A Rising Tide
That personality disorders once had their uses could explain why they are so prevalent today. The first survey of such conditions conducted in this country concluded that about one in ten Americans suffers from a personality disorder. A much larger survey, based on interviews of more than 43,000 people, released by the National Institutes of Health, put the number at 15 percent—or almost one-sixth of the population. Obsessive-compulsive personality disorder is the most common, affecting about 8 percent of all adults; next come paranoid personality disorder at 4.4 percent and antisocial personality disorder at 3.6 percent. Just 0.5 percent was diagnosed with dependent personality disorder, in which a person needs excessive reassurance from others and fears functioning on his or her own.
Personality disorders may afflict 50 percent or more of people currently receiving treatment for any mental health condition. "Most patients who seek assistance are suffering from the difficulties of long-standing maladaptive attitudes and coping styles, essentially what have come to be labeled personality disorders," notes personality researcher-clinician Theodore Millon. "Dysfunctions of personality have become omnipresent" in therapy practices, he says. Millon thinks personality disorders "will outstrip all other areas of psychological and psychiatric practice in the coming decade."
Chipping Away at Disorder
Not long ago, diagnosis of a personality disorder carried a grim outlook. By and large, the only treatment available was long-term psychoanalysis. To eliminate troublesome behaviors, it was believed, you needed to change the underlying traits on which the very structure of personality had been built, day in and day out, through a person's countless interactions with the world. The few who qualified for such demanding therapy didn't necessarily benefit from it. Therapists' general attitude toward these illnesses, says psychiatrist Len Sperry of the Medical College of Wisconsin, was one of "dread and hopelessness."
Gone, along with that approach to treatment, is the Freudian view that inner conflicts arising in childhood are the sole cause. The emerging perspective acknowledges that personality, both normal and abnormal, is a complex interaction of forces inside and outside the individual—biological, psychological and social.
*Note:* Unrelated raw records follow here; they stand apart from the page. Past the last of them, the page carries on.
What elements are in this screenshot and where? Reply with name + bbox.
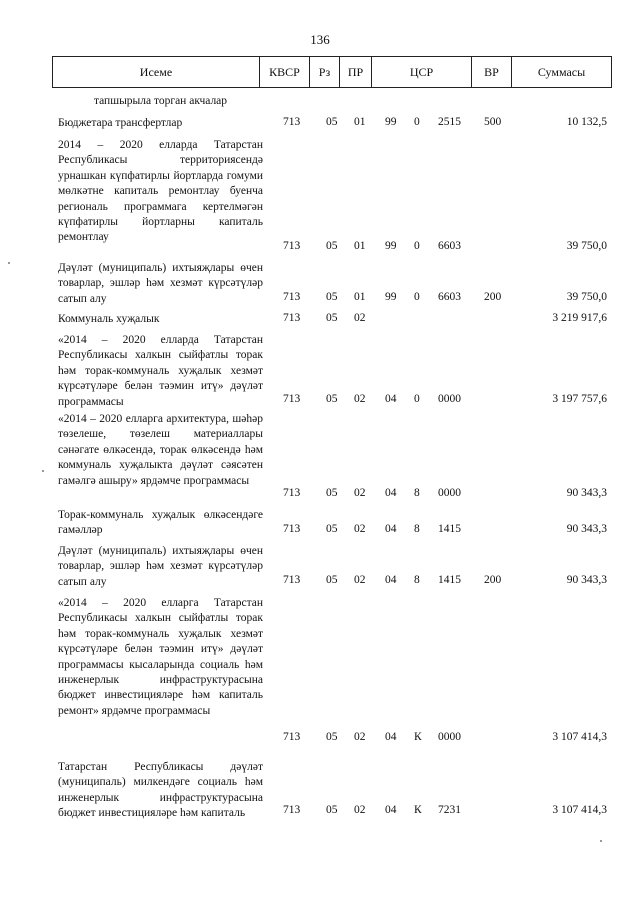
row-vr: 200 bbox=[484, 291, 502, 303]
table-header bbox=[52, 56, 612, 88]
row-kvsr: 713 bbox=[283, 487, 301, 499]
row-rz: 05 bbox=[326, 116, 338, 128]
row-csr-program: 04 bbox=[385, 393, 397, 405]
header-name: Исеме bbox=[139, 65, 173, 79]
page-number: 136 bbox=[310, 32, 330, 47]
row-name: Бюджетара трансфертлар bbox=[58, 117, 183, 129]
row-name: «2014 – 2020 елларга Татарстан Республикасы халкын сыйфатлы торак һәм торак-коммуналь хуҗалык хезмәт күрсәтүләре белән тәэмин итү» дәүләт программасы кысаларында социаль һәм инженерлык инфраструктурасына бюджет инвестицияләре һәм капиталь ремонт» ярдәмче программасы bbox=[58, 597, 263, 717]
row-rz: 05 bbox=[326, 393, 338, 405]
scan-speck bbox=[42, 470, 44, 472]
header-csr: ЦСР bbox=[371, 57, 471, 87]
row-csr-subprogram: 8 bbox=[414, 574, 420, 586]
row-kvsr: 713 bbox=[283, 523, 301, 535]
row-name: «2014 – 2020 елларга архитектура, шәһәр төзелеше, төзелеш материаллары сәнәгате өлкәсендә, торак өлкәсендә һәм коммуналь хуҗалыкта дәүләт сәясәтен гамәлгә ашыру» ярдәмче программасы bbox=[58, 413, 263, 487]
row-csr-subprogram: 8 bbox=[414, 487, 420, 499]
row-csr-code: 0000 bbox=[438, 731, 461, 743]
row-pr: 02 bbox=[354, 523, 366, 535]
row-kvsr: 713 bbox=[283, 291, 301, 303]
row-sum: 39 750,0 bbox=[566, 291, 607, 303]
row-sum: 90 343,3 bbox=[566, 574, 607, 586]
row-sum: 39 750,0 bbox=[566, 240, 607, 252]
row-sum: 3 197 757,6 bbox=[552, 393, 607, 405]
row-name: Торак-коммуналь хуҗалык өлкәсендәге гамәлләр bbox=[58, 509, 263, 537]
row-csr-subprogram: 0 bbox=[414, 240, 420, 252]
row-csr-code: 0000 bbox=[438, 393, 461, 405]
row-kvsr: 713 bbox=[283, 312, 301, 324]
row-sum: 3 107 414,3 bbox=[552, 731, 607, 743]
scan-speck bbox=[8, 262, 10, 264]
row-csr-program: 04 bbox=[385, 804, 397, 816]
header-pr: ПР bbox=[339, 57, 371, 87]
row-kvsr: 713 bbox=[283, 116, 301, 128]
row-pr: 02 bbox=[354, 804, 366, 816]
row-name: тапшырыла торган акчалар bbox=[93, 95, 228, 107]
row-csr-subprogram: К bbox=[414, 804, 422, 816]
header-rz: Рз bbox=[309, 57, 339, 87]
row-name: Коммуналь хуҗалык bbox=[58, 313, 160, 325]
row-csr-code: 6603 bbox=[438, 240, 461, 252]
row-sum: 90 343,3 bbox=[566, 523, 607, 535]
row-rz: 05 bbox=[326, 312, 338, 324]
header-kvsr: КВСР bbox=[259, 57, 309, 87]
header-vr: ВР bbox=[471, 57, 511, 87]
row-csr-program: 04 bbox=[385, 523, 397, 535]
row-sum: 3 219 917,6 bbox=[552, 312, 607, 324]
row-rz: 05 bbox=[326, 291, 338, 303]
row-csr-program: 99 bbox=[385, 291, 397, 303]
row-name: 2014 – 2020 елларда Татарстан Республикасы территориясендә урнашкан күпфатирлы йортларда гомуми мөлкәтне капиталь ремонтлау буенча региональ программага кертелмәгән күпфатирлы йортларны капиталь ремонтлау bbox=[58, 139, 263, 244]
row-rz: 05 bbox=[326, 574, 338, 586]
row-name: Дәүләт (муниципаль) ихтыяҗлары өчен товарлар, эшләр һәм хезмәт күрсәтүләр сатып алу bbox=[58, 262, 263, 305]
row-kvsr: 713 bbox=[283, 240, 301, 252]
row-csr-subprogram: К bbox=[414, 731, 422, 743]
row-csr-program: 04 bbox=[385, 731, 397, 743]
row-kvsr: 713 bbox=[283, 574, 301, 586]
row-name: Дәүләт (муниципаль) ихтыяҗлары өчен товарлар, эшләр һәм хезмәт күрсәтүләр сатып алу bbox=[58, 545, 263, 588]
row-pr: 02 bbox=[354, 487, 366, 499]
row-vr: 200 bbox=[484, 574, 502, 586]
row-kvsr: 713 bbox=[283, 731, 301, 743]
row-sum: 90 343,3 bbox=[566, 487, 607, 499]
row-name: «2014 – 2020 елларда Татарстан Республикасы халкын сыйфатлы торак һәм торак-коммуналь хуҗалык хезмәт күрсәтүләре белән тәэмин итү» дәүләт программасы bbox=[58, 334, 263, 408]
row-rz: 05 bbox=[326, 523, 338, 535]
row-csr-code: 7231 bbox=[438, 804, 461, 816]
row-csr-code: 0000 bbox=[438, 487, 461, 499]
row-csr-subprogram: 0 bbox=[414, 116, 420, 128]
row-csr-subprogram: 0 bbox=[414, 393, 420, 405]
row-csr-code: 6603 bbox=[438, 291, 461, 303]
row-csr-code: 1415 bbox=[438, 523, 461, 535]
row-pr: 02 bbox=[354, 731, 366, 743]
row-sum: 10 132,5 bbox=[566, 116, 607, 128]
row-kvsr: 713 bbox=[283, 393, 301, 405]
row-csr-code: 2515 bbox=[438, 116, 461, 128]
row-kvsr: 713 bbox=[283, 804, 301, 816]
row-vr: 500 bbox=[484, 116, 502, 128]
row-csr-program: 99 bbox=[385, 116, 397, 128]
row-rz: 05 bbox=[326, 731, 338, 743]
row-pr: 01 bbox=[354, 291, 366, 303]
row-csr-program: 99 bbox=[385, 240, 397, 252]
row-csr-subprogram: 0 bbox=[414, 291, 420, 303]
row-rz: 05 bbox=[326, 240, 338, 252]
row-csr-subprogram: 8 bbox=[414, 523, 420, 535]
row-csr-program: 04 bbox=[385, 574, 397, 586]
row-csr-code: 1415 bbox=[438, 574, 461, 586]
row-name: Татарстан Республикасы дәүләт (муниципаль) милкендәге социаль һәм инженерлык инфраструктурасына бюджет инвестицияләре һәм капиталь bbox=[58, 761, 263, 820]
row-pr: 02 bbox=[354, 312, 366, 324]
scan-speck bbox=[600, 840, 602, 842]
row-sum: 3 107 414,3 bbox=[552, 804, 607, 816]
header-sum: Суммасы bbox=[511, 57, 611, 87]
row-csr-program: 04 bbox=[385, 487, 397, 499]
row-pr: 02 bbox=[354, 393, 366, 405]
row-rz: 05 bbox=[326, 487, 338, 499]
row-rz: 05 bbox=[326, 804, 338, 816]
row-pr: 02 bbox=[354, 574, 366, 586]
row-pr: 01 bbox=[354, 240, 366, 252]
row-pr: 01 bbox=[354, 116, 366, 128]
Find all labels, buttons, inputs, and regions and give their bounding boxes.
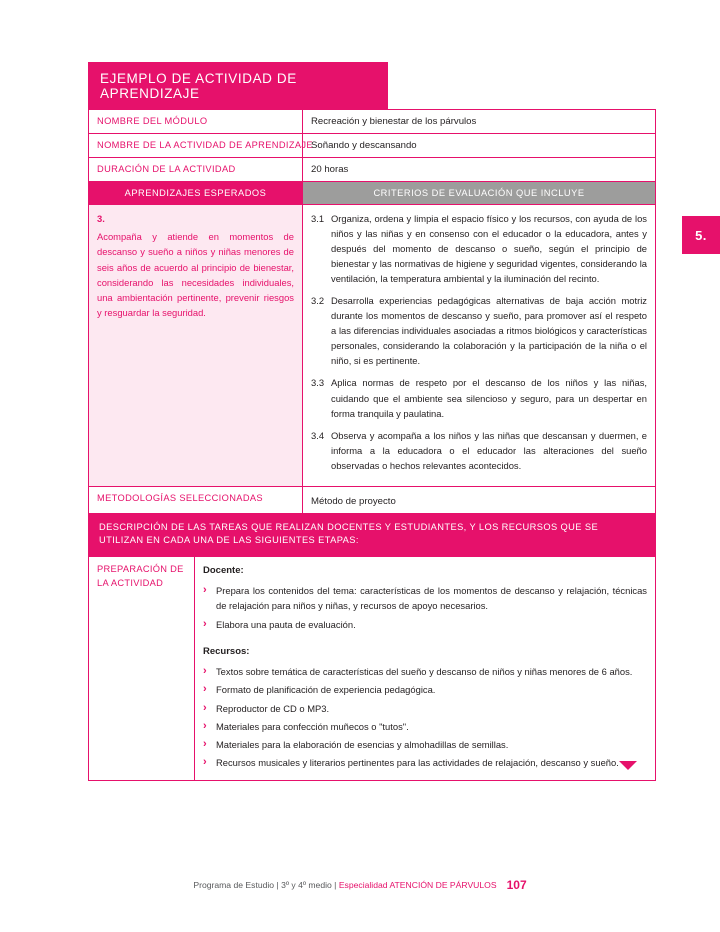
row-label-modulo: NOMBRE DEL MÓDULO: [89, 110, 303, 134]
footer-specialty: Especialidad ATENCIÓN DE PÁRVULOS: [338, 880, 497, 890]
criterion-text: Observa y acompaña a los niños y las niñas que descansan y duermen, e informa a la educadora o el educador las alteraciones del sueño observadas o hechos relevantes acontecidos.: [331, 429, 647, 471]
criterion-number: 3.4: [311, 429, 325, 441]
stage-label: PREPARACIÓN DE LA ACTIVIDAD: [89, 556, 195, 780]
header-aprendizajes: APRENDIZAJES ESPERADOS: [89, 182, 303, 205]
criterion-text: Desarrolla experiencias pedagógicas alternativas de baja acción motriz durante los momentos de descanso y sueño, para promover así el respeto a las diferencias individuales asociadas a ritmos biológicos y características personales, considerando la colaboración y la participación de la niña o el niño, si es pertinente.: [331, 295, 647, 367]
criterion-text: Aplica normas de respeto por el descanso de los niños y las niñas, cuidando que el ambiente sea silencioso y seguro, para un despertar en forma tranquila y paulatina.: [331, 377, 647, 419]
criterion-item: [311, 428, 647, 473]
list-item: › Recursos musicales y literarios pertinentes para las actividades de relajación, descanso y sueño.: [203, 755, 647, 770]
stage-content: [195, 556, 656, 780]
list-item: › Textos sobre temática de características del sueño y descanso de niños y niñas menores de 6 años.: [203, 664, 647, 679]
criterion-number: 3.2: [311, 295, 325, 307]
learning-number: 3.: [97, 213, 105, 224]
criterion-item: [311, 375, 647, 420]
info-table: [88, 109, 656, 514]
row-value-metodologias: Método de proyecto: [303, 486, 656, 513]
resources-heading: Recursos:: [203, 645, 250, 657]
table-row: [89, 134, 656, 158]
criteria-cell: [303, 205, 656, 487]
learning-text: Acompaña y atiende en momentos de descanso y sueño a niños y niñas menores de seis años de acuerdo al principio de bienestar, considerando las necesidades individuales, una ambientación pertinente, prevenir riesgos y resguardar la seguridad.: [97, 231, 294, 319]
criterion-number: 3.3: [311, 377, 325, 389]
teacher-heading: Docente:: [203, 564, 244, 576]
stage-table: [88, 556, 656, 781]
list-item: › Prepara los contenidos del tema: características de los momentos de descanso y relajación, técnicas de relajación para niños y niñas, y recursos de apoyo necesarios.: [203, 583, 647, 613]
row-value-duracion: 20 horas: [303, 158, 656, 182]
criterion-item: [311, 293, 647, 368]
footer-text: Programa de Estudio | 3º y 4º medio |: [193, 880, 339, 890]
criterion-item: [311, 211, 647, 286]
criterion-number: 3.1: [311, 213, 325, 224]
triangle-down-icon: [619, 761, 637, 770]
list-item: › Elabora una pauta de evaluación.: [203, 617, 647, 632]
description-band: DESCRIPCIÓN DE LAS TAREAS QUE REALIZAN DOCENTES Y ESTUDIANTES, Y LOS RECURSOS QUE SE UTILIZAN EN CADA UNA DE LAS SIGUIENTES ETAPAS:: [88, 514, 656, 556]
list-item: › Materiales para la elaboración de esencias y almohadillas de semillas.: [203, 737, 647, 752]
row-label-actividad: NOMBRE DE LA ACTIVIDAD DE APRENDIZAJE: [89, 134, 303, 158]
row-label-duracion: DURACIÓN DE LA ACTIVIDAD: [89, 158, 303, 182]
page-number: 107: [506, 878, 527, 892]
activity-sheet: [88, 62, 656, 781]
resources-list: [203, 664, 647, 770]
header-criterios: CRITERIOS DE EVALUACIÓN QUE INCLUYE: [303, 182, 656, 205]
row-label-metodologias: METODOLOGÍAS SELECCIONADAS: [89, 486, 303, 513]
row-value-actividad: Soñando y descansando: [303, 134, 656, 158]
table-header-row: [89, 182, 656, 205]
list-item: › Reproductor de CD o MP3.: [203, 701, 647, 716]
table-row: [89, 486, 656, 513]
list-item: › Formato de planificación de experiencia pedagógica.: [203, 682, 647, 697]
sheet-title: EJEMPLO DE ACTIVIDAD DE APRENDIZAJE: [88, 62, 388, 109]
table-row: [89, 158, 656, 182]
learning-cell: [89, 205, 303, 487]
table-row: [89, 205, 656, 487]
criterion-text: Organiza, ordena y limpia el espacio físico y los recursos, con ayuda de los niños y las niñas y en consenso con el educador o la educadora, antes y después del momento de descanso o sueño, según el principio de bienestar y las normativas de higiene y seguridad vigentes, considerando la ventilación, la temperatura ambiental y la iluminación del recinto.: [331, 213, 647, 285]
chapter-tab-label: 5.: [695, 227, 707, 243]
chapter-tab: [682, 216, 720, 254]
teacher-task-list: [203, 583, 647, 632]
list-item: › Materiales para confección muñecos o "tutos".: [203, 719, 647, 734]
table-row: [89, 110, 656, 134]
row-value-modulo: Recreación y bienestar de los párvulos: [303, 110, 656, 134]
page-footer: [0, 878, 720, 892]
table-row: [89, 556, 656, 780]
The antisocial personality of Bill the Shark, for example, may have originated in a genetic predisposition to aggressiveness expressed biochemically in low levels of the neurotransmitter serotonin. This inborn temperament might have been aggravated by hostile or irresponsible parenting manifest as Bill was growing up. Bill's antisocial tendencies may have reached full expression and reinforcement in social environments—casinos, strip clubs, law firms—that permitted and even encouraged combative behavior.
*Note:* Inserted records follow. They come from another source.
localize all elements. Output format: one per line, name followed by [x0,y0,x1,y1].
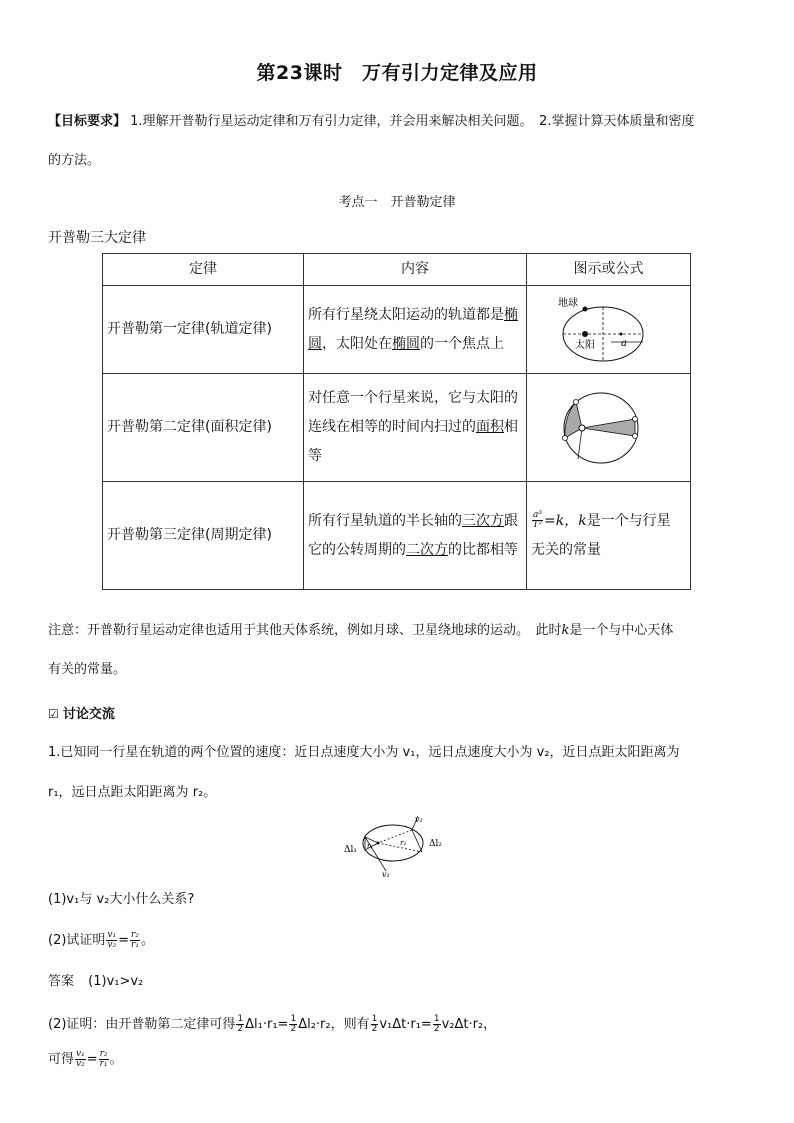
law-2-content: 对任意一个行星来说，它与太阳的 连线在相等的时间内扫过的面积相 等 [304,374,527,482]
header-figure: 图示或公式 [527,254,691,286]
law-2-name: 开普勒第二定律(面积定律) [103,374,304,482]
law-1-content: 所有行星绕太阳运动的轨道都是椭 圆，太阳处在椭圆的一个焦点上 [304,286,527,374]
law-3-name: 开普勒第三定律(周期定律) [103,482,304,590]
proof-line: (2)证明：由开普勒第二定律可得 $\frac{1}{2}$ Δl₁·r₁= $\frac{1}{2}$ Δl₂·r₂，则有 $\frac{1}{2}$ v₁Δt·r₁= $\frac{1}{2}$ v₂Δt·r₂， [48,1014,497,1034]
earth-label: 地球 [558,297,578,309]
goals-line-1 [48,114,694,130]
table-row [103,482,691,590]
goals-label: 【目标要求】 [48,114,127,129]
law-3-formula: $\frac{\text{a³}}{\text{T²}}$ =k，k是一个与行星 无关的常量 [527,482,691,590]
law-1-figure [527,286,691,374]
answer-label: 答案 [48,974,75,989]
discussion-label: 讨论交流 [62,707,115,722]
table-row [103,374,691,482]
v2-label: v₂ [415,815,423,824]
discussion-heading [48,706,115,723]
answer-underline: 椭圆 [392,335,420,352]
conclusion-line: 可得 $\frac{\text{v₁}}{\text{v₂}}$ = $\frac{\text{r₂}}{\text{r₁}}$ 。 [48,1049,123,1069]
answer-underline: 椭 [504,306,518,323]
goals-text-1: 1.理解开普勒行星运动定律和万有引力定律，并会用来解决相关问题。 2.掌握计算天体质量和密度 [130,114,695,129]
question-1-line-1: 1.已知同一行星在轨道的两个位置的速度：近日点速度大小为 v₁，远日点速度大小为 v₂，近日点距太阳距离为 [48,745,680,760]
law-1-name: 开普勒第一定律(轨道定律) [103,286,304,374]
elliptical-orbit-diagram [527,288,675,372]
page-title: 第23课时 万有引力定律及应用 [256,62,538,84]
note-line-2: 有关的常量。 [48,662,127,677]
delta-l2-label: Δl₂ [429,839,442,849]
kepler-laws-table [102,253,691,590]
edit-checkbox-icon: ☑ [48,707,59,721]
answer-underline: 圆 [308,335,322,352]
law-2-figure [527,374,691,482]
answer-line [48,974,143,990]
answer-text: (1)v₁>v₂ [88,974,144,989]
subheading: 开普勒三大定律 [48,230,146,246]
header-content: 内容 [304,254,527,286]
delta-l1-label: Δl₁ [344,845,357,855]
sub-question-1: (1)v₁与 v₂大小什么关系? [48,892,195,907]
orbit-velocity-diagram [338,808,458,880]
section-title: 考点一 开普勒定律 [338,195,456,210]
semi-major-axis-label: a [621,337,627,349]
table-row [103,286,691,374]
question-1-line-2: r₁，远日点距太阳距离为 r₂。 [48,785,217,800]
answer-underline: 三次方 [462,512,504,529]
goals-text-2: 的方法。 [48,153,101,168]
r2-label: r₂ [400,839,407,847]
answer-underline: 二次方 [406,541,448,558]
header-law: 定律 [103,254,304,286]
law-3-content: 所有行星轨道的半长轴的三次方跟 它的公转周期的二次方的比都相等 [304,482,527,590]
equal-area-diagram [527,376,675,480]
table-header-row [103,254,691,286]
sub-question-2: (2)试证明 $\frac{\text{v₁}}{\text{v₂}}$ = $\frac{\text{r₂}}{\text{r₁}}$ 。 [48,930,154,950]
r1-label: r₁ [367,842,374,850]
v1-label: v₁ [382,870,390,879]
answer-underline: 面积 [476,419,504,435]
note-line-1: 注意：开普勒行星运动定律也适用于其他天体系统，例如月球、卫星绕地球的运动。 此时k是一个与中心天体 [48,623,674,638]
sun-label: 太阳 [575,339,595,351]
formula-fraction: $\frac{\text{a³}}{\text{T²}}$ [532,510,543,530]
New treatments chip away at each element of the biopsychosocial roots of personality disorders. Drugs like selective serotonin reuptake inhibitors may act on the biochemical imbalances. Interpersonal and psychodynamic therapies take on the psychological component of the disorder, encouraging the individual to reflect on his past experiences to help release their hold on current behavior. Cognitive-behavioral and dialectical exercises (in which the person learns to challenge his own impulses) seek to shift the pattern of external rewards and punishments in favor of more controlled and constructive conduct. The new integrative paradigm, Sperry reports, has transformed clinicians' attitudes from hopelessness to optimism. From the start, Bill the Shark's antisocial personality traits presented special challenges. He "had little desire for psychological growth or moral self-improvement," Widiger notes, and his glib cockiness made genuine rapport difficult to achieve. Widiger instead took advantage of Bill's ambitious and competitive nature by challenging him to come up with ways to limit his drug use and his gambling. Using approaches borrowed from cognitive-behavioral therapy, psychologist and patient devised personal mantras that Bill would repeat to himself when faced with a temptation. "These mantras might have sounded superficial to others," Widiger acknowledges, but to Bill "they were effective, meaningful, even inspirational."
Widiger made a concerted effort not to react with judgment or disapproval when Bill regaled him with tales of his unsavory exploits. As Bill grew more comfortable, he was able to examine the roots of his behavior, coming to terms with his parents' failings and considering ways to rectify his own. Though still far from sensitive or empathetic, Bill began to recognize how hurtful his actions were to himself and to others. His essential nature was not changed by therapy, says Widiger, but he was able to smooth "the rougher edges of his personality."
Len Sperry uses an identical metaphor to describe the treatment of patients like Bill. "The clinician working with personality-disordered individuals is not a carpenter who rebuilds a structure," he notes, "but is rather like a cabinetmaker who sands down and takes the rough edges off." Ultimately, he adds, the goal is to turn a personality disorder into a personality style—to help the personality-disordered patient become a functioning, healthy human being, with quirks and idiosyncrasies intact. A person, that is, a lot like you and me.